3) is there a different product that would raise AND strengthen the front suspension?


----------



## Philbilly2 (Aug 25, 2007)

1) no

2) no

3) no


----------



## dsisson (Dec 10, 2018)

Awesome-looks like I’ll chat with my mechanic and figure out how to get this done.


----------



## cwren2472 (Aug 15, 2014)

Another dumb question: have you considered putting the plow on and worrying about .modifications to your suspension _after _you've determined it's actually required?

You posted a link to the pathfinder plow, far and away one of the cheapest and crappiest plows on the market, so I assume this is not "money is no object" situation.

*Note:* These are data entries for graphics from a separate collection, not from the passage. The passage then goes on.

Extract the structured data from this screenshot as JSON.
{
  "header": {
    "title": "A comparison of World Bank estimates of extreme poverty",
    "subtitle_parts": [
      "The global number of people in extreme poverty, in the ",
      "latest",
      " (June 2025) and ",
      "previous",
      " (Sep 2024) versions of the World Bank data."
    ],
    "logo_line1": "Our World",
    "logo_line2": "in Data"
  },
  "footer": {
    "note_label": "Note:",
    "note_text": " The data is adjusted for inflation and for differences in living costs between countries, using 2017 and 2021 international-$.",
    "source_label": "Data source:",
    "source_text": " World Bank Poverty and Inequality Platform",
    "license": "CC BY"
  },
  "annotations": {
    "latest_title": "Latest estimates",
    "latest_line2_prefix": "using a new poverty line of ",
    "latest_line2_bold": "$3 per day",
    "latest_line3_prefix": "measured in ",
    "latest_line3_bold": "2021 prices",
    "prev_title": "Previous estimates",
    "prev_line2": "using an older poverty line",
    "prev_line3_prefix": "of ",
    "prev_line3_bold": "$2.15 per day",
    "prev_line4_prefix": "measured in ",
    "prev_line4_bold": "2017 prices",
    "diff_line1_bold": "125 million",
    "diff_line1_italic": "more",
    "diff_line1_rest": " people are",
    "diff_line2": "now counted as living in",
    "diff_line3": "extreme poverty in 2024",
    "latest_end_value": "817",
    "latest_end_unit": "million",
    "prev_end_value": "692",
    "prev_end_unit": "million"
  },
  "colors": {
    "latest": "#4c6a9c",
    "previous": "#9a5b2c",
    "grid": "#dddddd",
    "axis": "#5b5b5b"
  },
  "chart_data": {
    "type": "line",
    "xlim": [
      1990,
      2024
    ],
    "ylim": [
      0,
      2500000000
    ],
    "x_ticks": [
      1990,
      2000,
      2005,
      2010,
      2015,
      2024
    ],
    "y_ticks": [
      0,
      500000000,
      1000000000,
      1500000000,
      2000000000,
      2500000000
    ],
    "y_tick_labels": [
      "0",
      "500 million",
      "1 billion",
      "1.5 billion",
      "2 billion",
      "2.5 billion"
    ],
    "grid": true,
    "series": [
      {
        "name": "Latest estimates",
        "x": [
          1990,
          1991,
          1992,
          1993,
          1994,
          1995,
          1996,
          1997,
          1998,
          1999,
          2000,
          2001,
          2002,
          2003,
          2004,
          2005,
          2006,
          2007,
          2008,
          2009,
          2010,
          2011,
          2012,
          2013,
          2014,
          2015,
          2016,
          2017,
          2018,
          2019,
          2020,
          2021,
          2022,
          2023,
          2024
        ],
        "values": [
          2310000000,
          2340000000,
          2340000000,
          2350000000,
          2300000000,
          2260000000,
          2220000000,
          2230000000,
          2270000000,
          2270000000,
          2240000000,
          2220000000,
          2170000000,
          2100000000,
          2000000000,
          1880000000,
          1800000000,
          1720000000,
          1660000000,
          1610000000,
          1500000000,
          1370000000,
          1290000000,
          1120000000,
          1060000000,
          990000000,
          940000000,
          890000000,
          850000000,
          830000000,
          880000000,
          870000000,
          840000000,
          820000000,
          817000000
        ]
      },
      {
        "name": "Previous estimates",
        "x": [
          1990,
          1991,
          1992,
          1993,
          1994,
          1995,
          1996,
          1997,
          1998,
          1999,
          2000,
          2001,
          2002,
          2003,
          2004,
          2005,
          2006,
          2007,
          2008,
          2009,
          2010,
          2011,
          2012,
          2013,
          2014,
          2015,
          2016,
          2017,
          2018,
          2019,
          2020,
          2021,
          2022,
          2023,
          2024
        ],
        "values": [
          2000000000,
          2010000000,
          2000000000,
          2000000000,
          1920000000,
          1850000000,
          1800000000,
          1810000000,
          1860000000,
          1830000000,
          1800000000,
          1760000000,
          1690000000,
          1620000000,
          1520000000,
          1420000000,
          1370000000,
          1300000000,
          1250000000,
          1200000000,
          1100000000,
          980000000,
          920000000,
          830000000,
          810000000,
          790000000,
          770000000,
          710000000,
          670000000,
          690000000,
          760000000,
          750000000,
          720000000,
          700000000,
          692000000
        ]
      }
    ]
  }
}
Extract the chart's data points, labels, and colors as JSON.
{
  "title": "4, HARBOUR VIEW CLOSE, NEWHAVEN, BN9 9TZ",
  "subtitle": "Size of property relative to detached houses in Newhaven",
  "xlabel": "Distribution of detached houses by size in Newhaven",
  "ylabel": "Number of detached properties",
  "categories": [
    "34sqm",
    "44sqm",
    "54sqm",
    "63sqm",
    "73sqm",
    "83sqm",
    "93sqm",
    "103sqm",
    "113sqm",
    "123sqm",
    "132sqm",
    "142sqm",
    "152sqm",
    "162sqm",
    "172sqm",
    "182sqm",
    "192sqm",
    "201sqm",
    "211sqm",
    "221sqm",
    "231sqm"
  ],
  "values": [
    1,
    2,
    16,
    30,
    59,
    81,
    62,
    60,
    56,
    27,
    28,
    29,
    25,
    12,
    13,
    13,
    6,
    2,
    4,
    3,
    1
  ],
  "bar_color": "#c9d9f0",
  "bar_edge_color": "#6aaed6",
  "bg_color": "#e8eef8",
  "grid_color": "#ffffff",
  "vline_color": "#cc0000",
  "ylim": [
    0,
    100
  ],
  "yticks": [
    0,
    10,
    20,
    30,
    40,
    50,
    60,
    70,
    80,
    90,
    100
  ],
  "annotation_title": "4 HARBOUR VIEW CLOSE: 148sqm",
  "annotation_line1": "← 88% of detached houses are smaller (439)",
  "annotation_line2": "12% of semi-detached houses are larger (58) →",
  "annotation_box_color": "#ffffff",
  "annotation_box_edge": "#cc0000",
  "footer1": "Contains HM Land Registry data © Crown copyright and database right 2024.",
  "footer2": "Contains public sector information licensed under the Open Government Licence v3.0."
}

Most of my customers with light weight plows do not require messing with the suspensions so if you dont need to, why spend money on it?


----------



## JMHConstruction (Aug 22, 2011)

cwren2472 said:


> Another dumb question: have you considered putting the plow on and worrying about .modifications to your suspension _after _you've determined it's actually required?
> 
> You posted a link to the pathfinder plow, far and away one of the cheapest and crappiest plows on the market, so I assume this is not "money is no object" situation. Most of my customers with light weight plows do not require messing with the suspensions so if you dont need, why spend money on it?


I agree. Plows will sag your front end, regardless of the truck. This plow is also for Dakotas and Tacomas, so I'd guess your truck will be fine.

Add your weight to the back, and a set of timbrens (easiest and fast install, but wont add height) if your worried about bottoming out.


----------



## NYH1 (Jan 10, 2009)

Philbilly2 said:


> I never said that it wouldn't.





Philbilly2 said:


> Hunh???
> 
> Even a cheap leveling kit will lift the frame. *Will not lift the front axle on a soild axle* which I don't think a 1/2 ton dodge is but I dont know that for sure, but the frame will for sure be higher.


What does the above in bold mean? Maybe my dyslexia is working in full effect again....happens sometimes! 

NYH1.


----------



## Philbilly2 (Aug 25, 2007)

NYH1 said:


> What does the above in bold mean? Maybe my dyslexia is working in full effect again....happens sometimes!
> 
> NYH1.


It means that your front axle will not not move.


----------



## NYH1 (Jan 10, 2009)

Philbilly2 said:


> It means that your front axle will not not move.


Gotcha!

NYH1.


----------



## boutch (Aug 3, 2015)

Actually you should get a front wheel alignment after. The front wheel camber will change and toe in probably change a bit.


----------



## slplow (May 13, 2001)

Along with the spacers you will need longer shocks and an alignment. There is another option. Bilstein shocks offer a leveling shock for the ram 1500. A pair of 5100 shocks anlignment and 500 lbs in the back would do the trick.


----------



## NBRam1500 (Nov 22, 2019)

I'm in the exact same situation. What did you end up doing? 2016 Ram Sport here SWB 

Plow weight is approx 300lb plus the mount 35ish lb

Measured front of truck with no counter weight 
With 150lb at back of box I gain 3/4" 

Thinking about a leveling kit and or timbrens

Let me know how you made out


----------